BP agrees to pay $175 million to settle shareholders claims over 2010 oil spill
REUTERS/Andrew Winning
(Reuters) - BP Plc agreed on Thursday to pay $175 million to shareholders who brought a class-action lawsuit that accused the oil company of misleading them by understating the severity of the 2010 oil spill in the Gulf of Mexico.
BP said the claims will be paid during 2016-2017.
However, the company said in a statement this settlement does not resolve other securities-related litigation in connection with the spill.
In 2014, U.S. District Judge Keith Ellison in Houston said investors who bought BP's American depositary shares soon after the explosion could pursue claims as a group that BP publicly "lowballed" the oil flow rate, and that the share price "did not reflect the magnitude of the disaster facing the company."

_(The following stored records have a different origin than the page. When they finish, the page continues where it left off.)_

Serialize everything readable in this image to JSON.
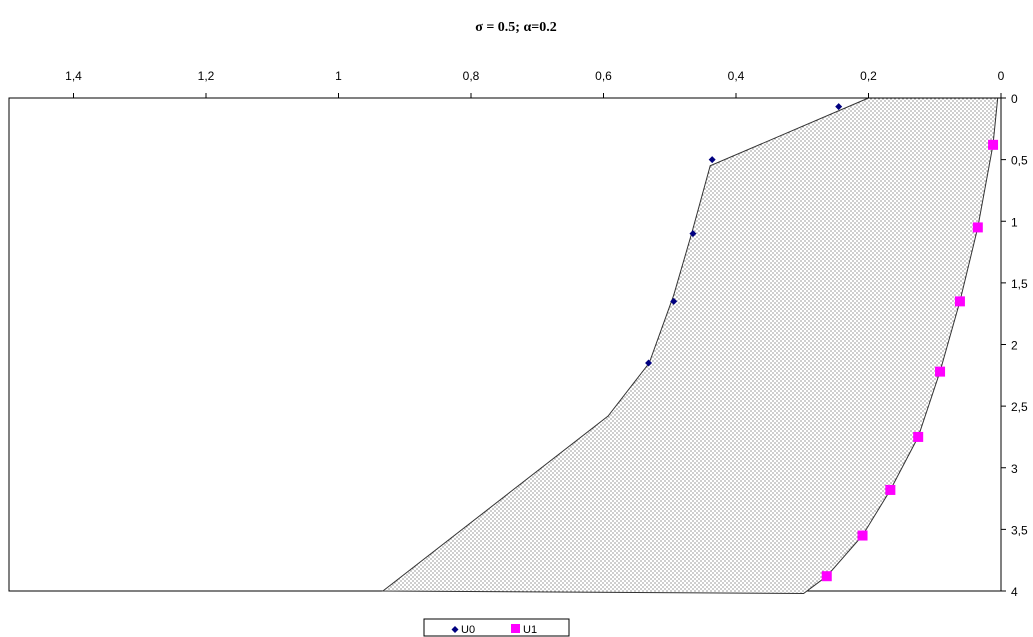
{
  "chart_data": {
    "type": "scatter",
    "title": "σ = 0.5; α=0.2",
    "xlabel": "",
    "ylabel": "",
    "x_reversed": true,
    "y_reversed": true,
    "xlim": [
      0,
      1.5
    ],
    "ylim": [
      0,
      4
    ],
    "x_ticks": [
      1.4,
      1.2,
      1,
      0.8,
      0.6,
      0.4,
      0.2,
      0
    ],
    "x_tick_labels": [
      "1,4",
      "1,2",
      "1",
      "0,8",
      "0,6",
      "0,4",
      "0,2",
      "0"
    ],
    "y_ticks": [
      0,
      0.5,
      1,
      1.5,
      2,
      2.5,
      3,
      3.5,
      4
    ],
    "y_tick_labels": [
      "0",
      "0,5",
      "1",
      "1,5",
      "2",
      "2,5",
      "3",
      "3,5",
      "4"
    ],
    "grid": false,
    "legend_position": "bottom-center",
    "shaded_region": {
      "fill": "dotted",
      "boundary": [
        {
          "x": 0.2,
          "y": 0
        },
        {
          "x": 0.439,
          "y": 0.55
        },
        {
          "x": 0.467,
          "y": 1.1
        },
        {
          "x": 0.494,
          "y": 1.6
        },
        {
          "x": 0.531,
          "y": 2.15
        },
        {
          "x": 0.593,
          "y": 2.58
        },
        {
          "x": 0.933,
          "y": 4.0
        },
        {
          "x": 0.298,
          "y": 4.02
        },
        {
          "x": 0.263,
          "y": 3.88
        },
        {
          "x": 0.209,
          "y": 3.55
        },
        {
          "x": 0.167,
          "y": 3.18
        },
        {
          "x": 0.125,
          "y": 2.75
        },
        {
          "x": 0.092,
          "y": 2.22
        },
        {
          "x": 0.062,
          "y": 1.65
        },
        {
          "x": 0.035,
          "y": 1.05
        },
        {
          "x": 0.012,
          "y": 0.38
        },
        {
          "x": 0.005,
          "y": 0
        }
      ]
    },
    "series": [
      {
        "name": "U0",
        "color": "#000080",
        "marker": "diamond",
        "points": [
          {
            "x": 0.245,
            "y": 0.07
          },
          {
            "x": 0.436,
            "y": 0.5
          },
          {
            "x": 0.465,
            "y": 1.1
          },
          {
            "x": 0.494,
            "y": 1.65
          },
          {
            "x": 0.532,
            "y": 2.15
          }
        ]
      },
      {
        "name": "U1",
        "color": "#ff00ff",
        "marker": "square",
        "points": [
          {
            "x": 0.012,
            "y": 0.38
          },
          {
            "x": 0.035,
            "y": 1.05
          },
          {
            "x": 0.062,
            "y": 1.65
          },
          {
            "x": 0.092,
            "y": 2.22
          },
          {
            "x": 0.125,
            "y": 2.75
          },
          {
            "x": 0.167,
            "y": 3.18
          },
          {
            "x": 0.209,
            "y": 3.55
          },
          {
            "x": 0.263,
            "y": 3.88
          }
        ]
      }
    ]
  }
}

In separate legal action, U.S. Judge Carl Barbier in April 2016 granted final approval to the company's civil settlement over the Gulf of Mexico oil spill after it reached a deal in July 2015 to pay up to $18.7 billion in penalties to the U.S. government and five states.
The rig explosion on April 20, 2010, the worst offshore oil disaster in U.S. history, killed 11 workers and spewed millions of barrels of oil onto the shorelines of several states for nearly three months.